The telescoping filaments circled her, as she shouted out, “No! Wait! Don’t leave him!”
But she was already inside the flyer feeling its warmth penetrate her muscles. “We can save him! It’s not too late!” Then the small ship was rocked by explosive bursts as it sped off. Varain had launched an all out attack, a doomsday volley. In seconds, the city would be cinders. Instinctively, her arm reached out to surround the wounded Luka, but it was taken by a medic who hauled her onto a gurney. “Don’t worry,” she heard. “We’re out of the kill zone. You’re OK now!”
She recalled waves of anger, relief, guilt and anguish flooding through her in these memories of leaving Luka behind, but there was another knot in her feelings, a knowledge that this replay of what had happened at the colony years before was only what she wanted to remember.
Memories she had hoped were true, memories she had bought and paid for when her mind was wiped after flying through the vast shock waves and electrical pulses of those blasts that had incinerated thousands of colonists, and Luka as well. Wasn’t the truth different?
Wasn’t she flying that transport? Didn’t she decide to take one survivor and leave Luka behind? The twist in her gut felt that was closer to the truth, but she could not be sure.
She knew she was a survivor, and if it had been her or Luka in that moment she knew she would have taken the chance to live. It wouldn’t have been fear or panic to get on board first, it would have been quick and cold calculation. I am getting out of here. I’m going to live whatever happens to him or anyone else.
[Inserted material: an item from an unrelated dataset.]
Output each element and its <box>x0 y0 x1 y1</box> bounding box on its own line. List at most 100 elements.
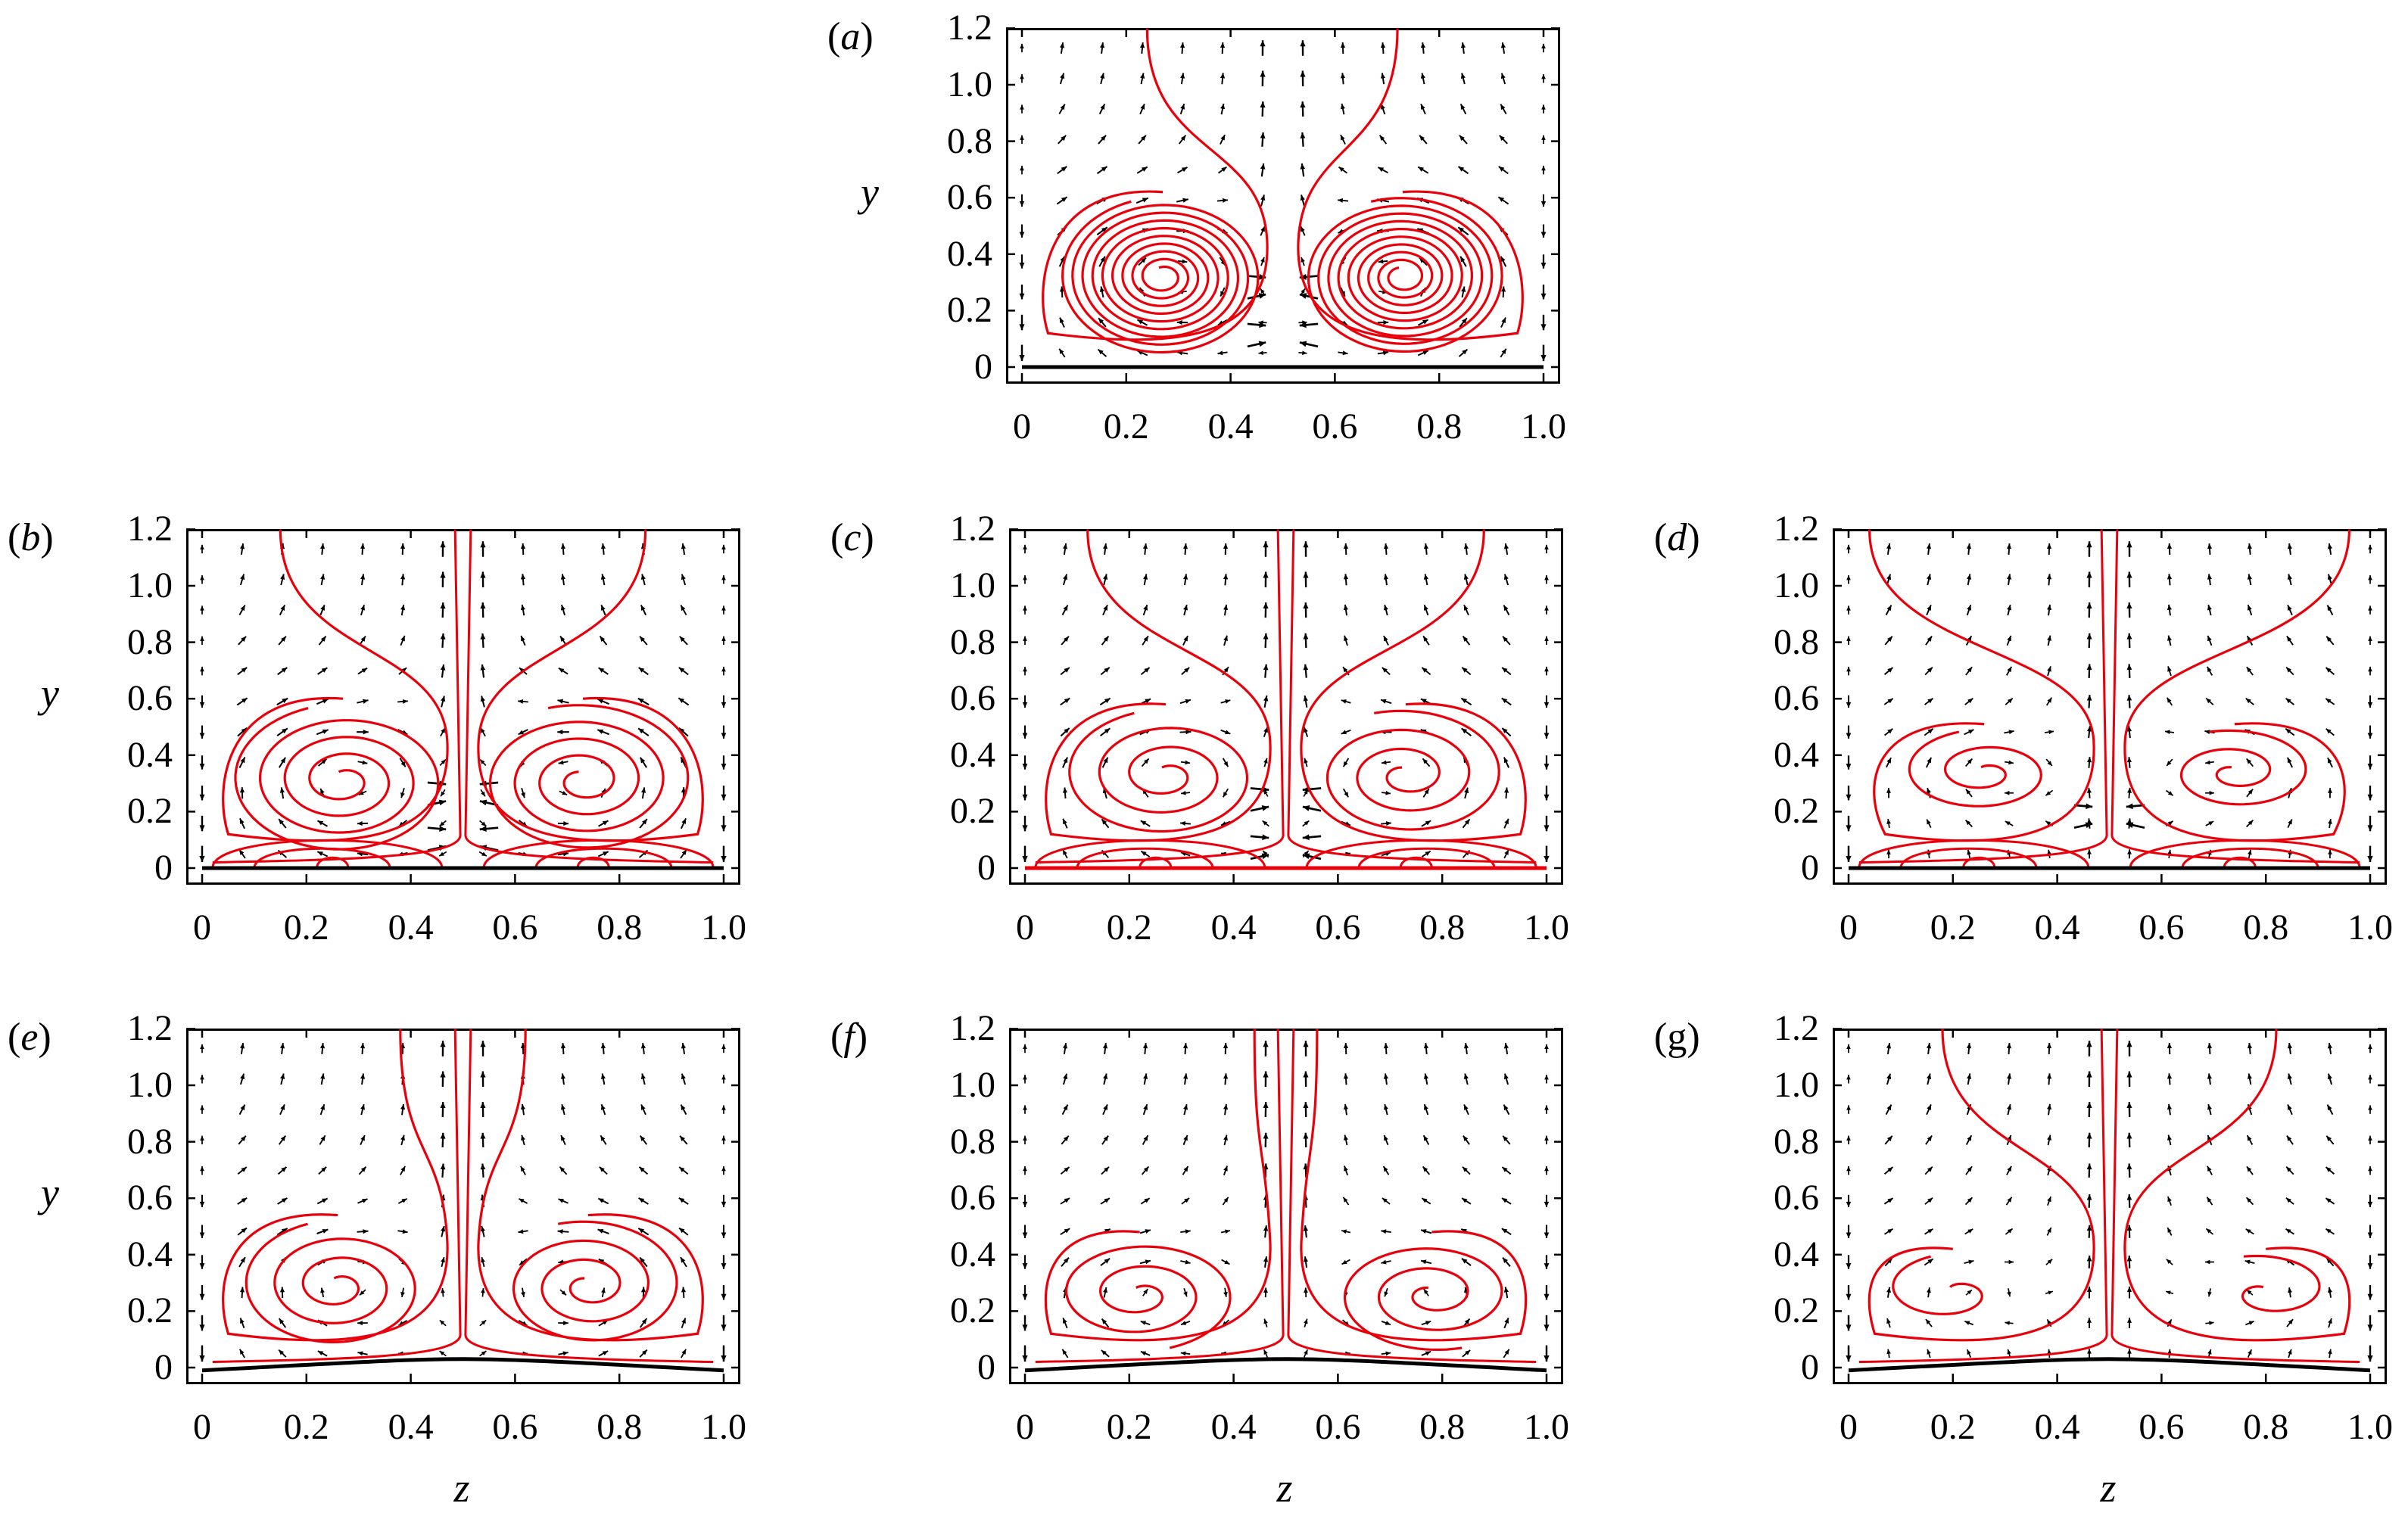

That’s what I do. I survive.
Whatever had happened, whether she was piloting the transport or waiting for it to arrive, she had come through, and he hadn’t.
Then she remembered the hard flight away from the colony, with the world engulfed in roiling waves of blinding light, racing walls of dust and flame, the lifting shock felt through the atmosphere. Had she been the pilot or the sole survivor? Did it matter? She got out. Luka didn’t. Wasn’t that the end of it?
But Luka, she felt in her bones, Luka, Luka! Something broke then. She felt it, like a great rift opening in the continent of her soul. There was a vastness and an emptiness, a sundering, or maybe it was just the imprint in her body of that onrushing wave of crushing pressure and violence in the nuclear blast.
Whatever it was, it had never gone away. She was the survivor. She had done what had to be done. And now she was arriving on Elektra and felt empty, so stupidly empty. The agency would use her, and she was not ready to be used.